The short video sector has its roots in animated GIFs in the early 2010s. It took off in 2018 as a new, light way to share content. On Friday, Kuaishou Technology’s shares will be traded in the first ever short video stock offering. For now, Kuaishou is the second most used short video app in China. A week before it rang the bell, its retail share allotment was oversubscribed by more than 400 times.
In the meantime, Douyin, the Chinese twin of TikTok, is in a race with Kuaishou to lure eyeballs.
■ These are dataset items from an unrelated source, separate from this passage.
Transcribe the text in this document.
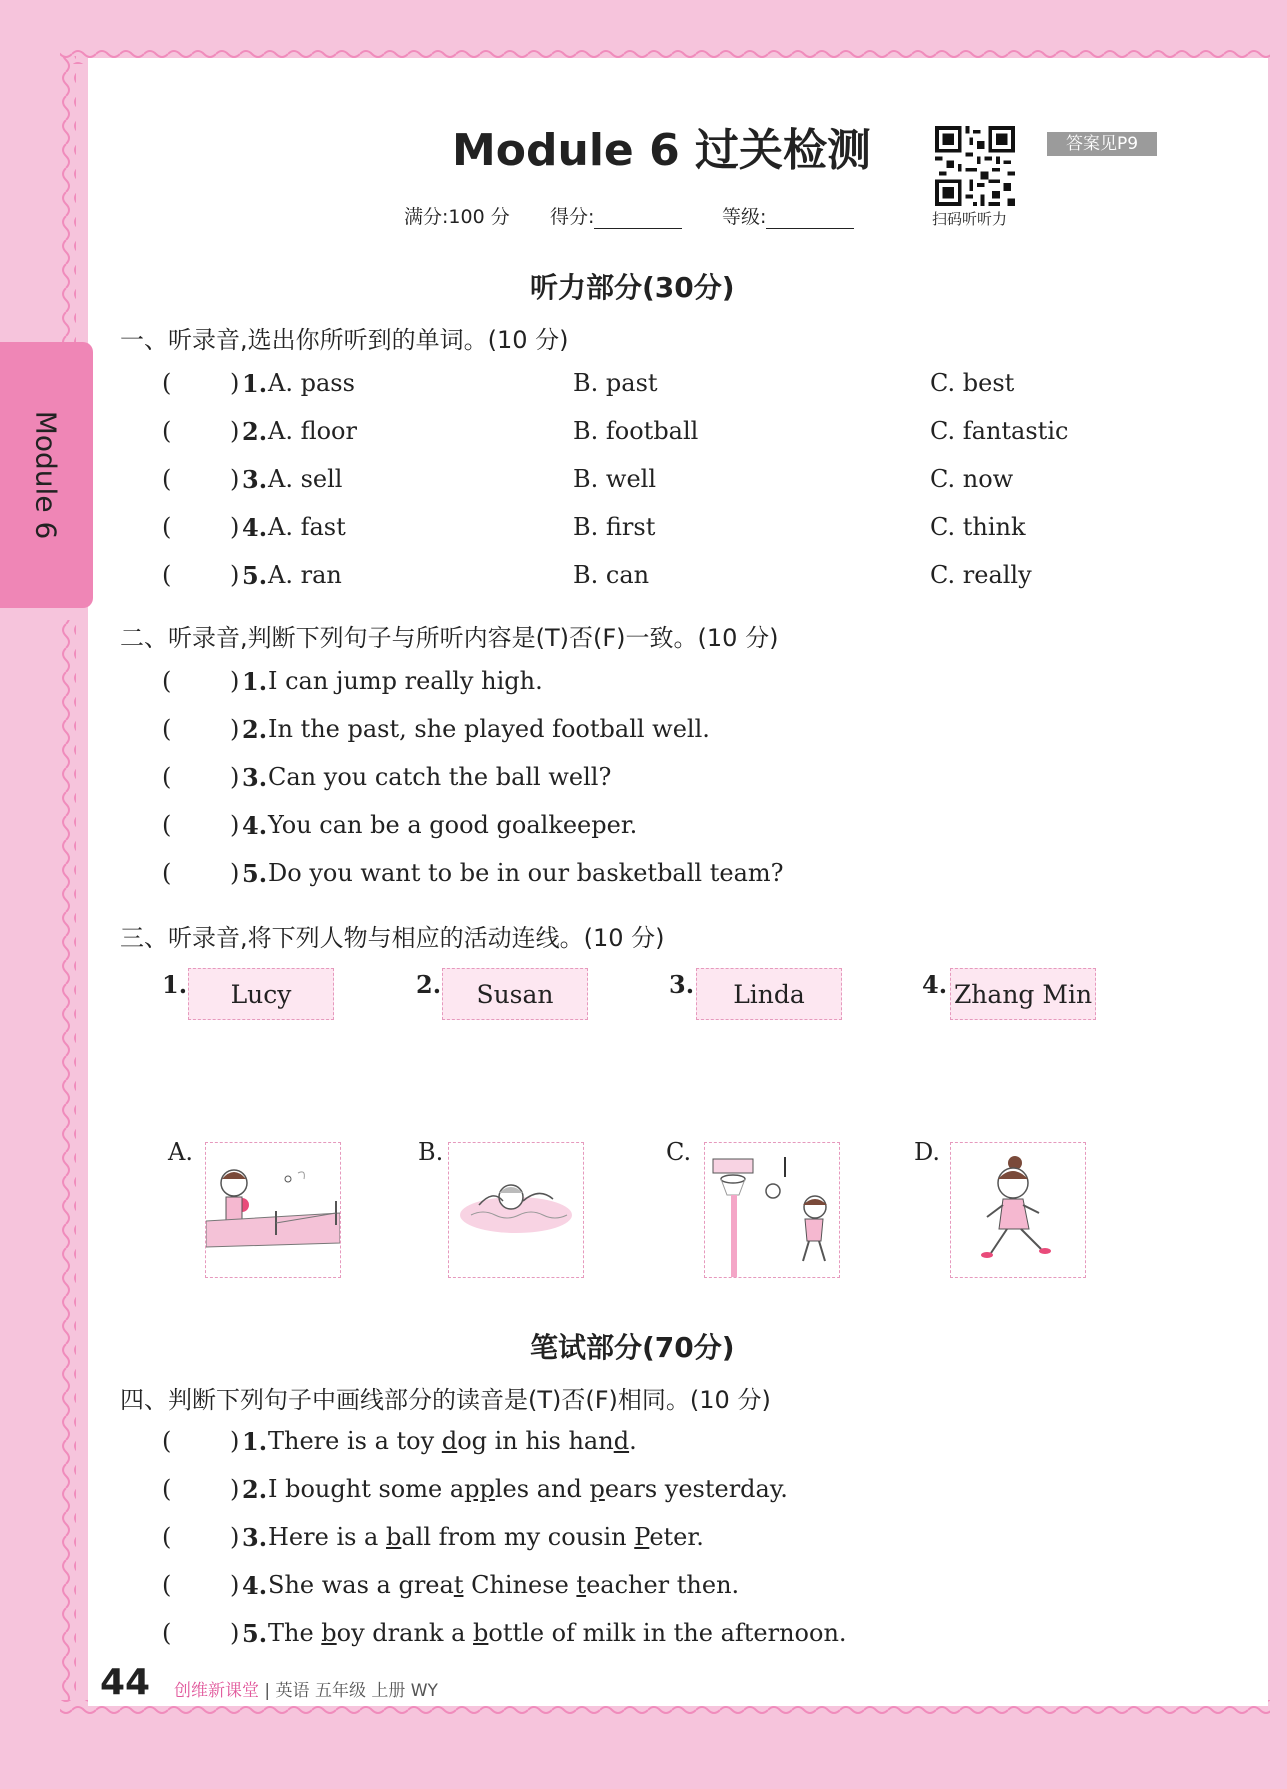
Module 6
Module 6 过关检测
扫码听听力
答案见P9
满分:100 分 得分:	等级:
听力部分(30分)
一、听录音,选出你所听到的单词。(10 分)
( ) 1. A. pass	B. past	C. best
( ) 2. A. floor	B. football	C. fantastic
( ) 3. A. sell	B. well	C. now
( ) 4. A. fast	B. first	C. think
( ) 5. A. ran	B. can	C. really
二、听录音,判断下列句子与所听内容是(T)否(F)一致。(10 分)
( ) 1. I can jump really high.
( ) 2. In the past, she played football well.
( ) 3. Can you catch the ball well?
( ) 4. You can be a good goalkeeper.
( ) 5. Do you want to be in our basketball team?
三、听录音,将下列人物与相应的活动连线。(10 分)
1.	Lucy	2.	Susan	3.	Linda	4. Zhang Min
A.	B.	C.	D.
笔试部分(70分)
四、判断下列句子中画线部分的读音是(T)否(F)相同。(10 分)
( ) 1. There is a toy dog in his hand.
( ) 2. I bought some apples and pears yesterday.
( ) 3. Here is a ball from my cousin Peter.
( ) 4. She was a great Chinese teacher then.
( ) 5. The boy drank a bottle of milk in the afternoon.
44 创维新课堂 | 英语 五年级 上册 WY
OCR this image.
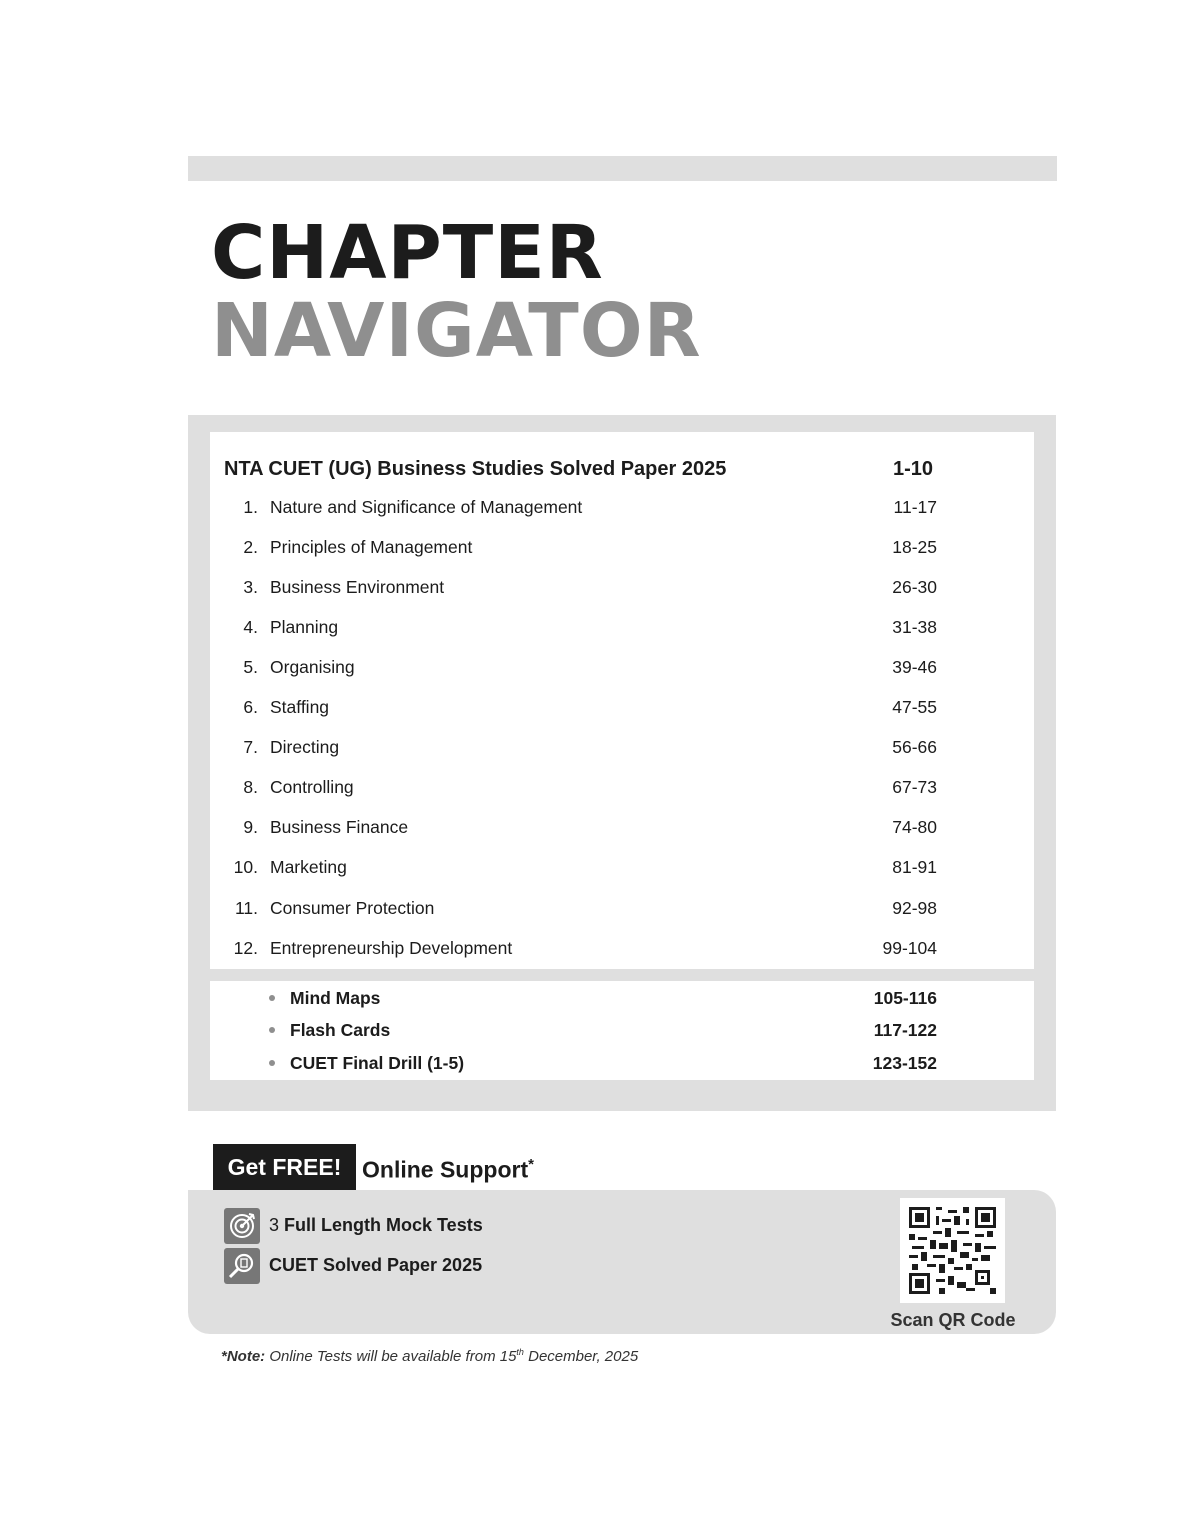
CHAPTER
NAVIGATOR
NTA CUET (UG) Business Studies Solved Paper 2025	1-10
1. Nature and Significance of Management	11-17
2. Principles of Management	18-25
3. Business Environment	26-30
4. Planning	31-38
5. Organising	39-46
6. Staffing	47-55
7. Directing	56-66
8. Controlling	67-73
9. Business Finance	74-80
10. Marketing	81-91
11. Consumer Protection	92-98
12. Entrepreneurship Development	99-104
Mind Maps	105-116
Flash Cards	117-122
CUET Final Drill (1-5)	123-152
Get FREE! Online Support*
3 Full Length Mock Tests
CUET Solved Paper 2025
Scan QR Code
*Note: Online Tests will be available from 15th December, 2025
TikTok may go public on the same bourse too, according to 36Kr.
As the most popular short video apps in China, Douyin and Kuaishou are fundamentally different. Kuaishou resembles a social community, where fans mingle and interact with KOLs, while Douyin has strong genes as a media and entertainment platform, where content quality and information distribution are key traits, according to a Founder Securities research report.
The difference is demonstrated in every corner of these two apps’ ecosystems: livestreaming and short video KOLs on Kuaishou form “families” and take on “apprentices.” These “families” share revenue, and “masters” farm out some interactions with fans to their “apprentices.”
This may have to do with Kuaishou’s user demographics: Kuaishou has more teenagers and people from lower-tier cities on its platform. These users, according to Founder Securities, favor strong affiliations with the content creators they follow on screen. In fact, Kuaishou’s user base overlaps significantly with that of Pinduoduo, an e-commerce app that is popular with price-sensitive shoppers—more so than with Douyin, according to data from Analysys.
In Kuaishou’s latest financial reports, 62.2% of revenue is from livestreaming, while most of Douyin’s earnings are drawn from advertising. In fact, thanks to Douyin, parent company ByteDance became China’s second largest digital ad player in 2019.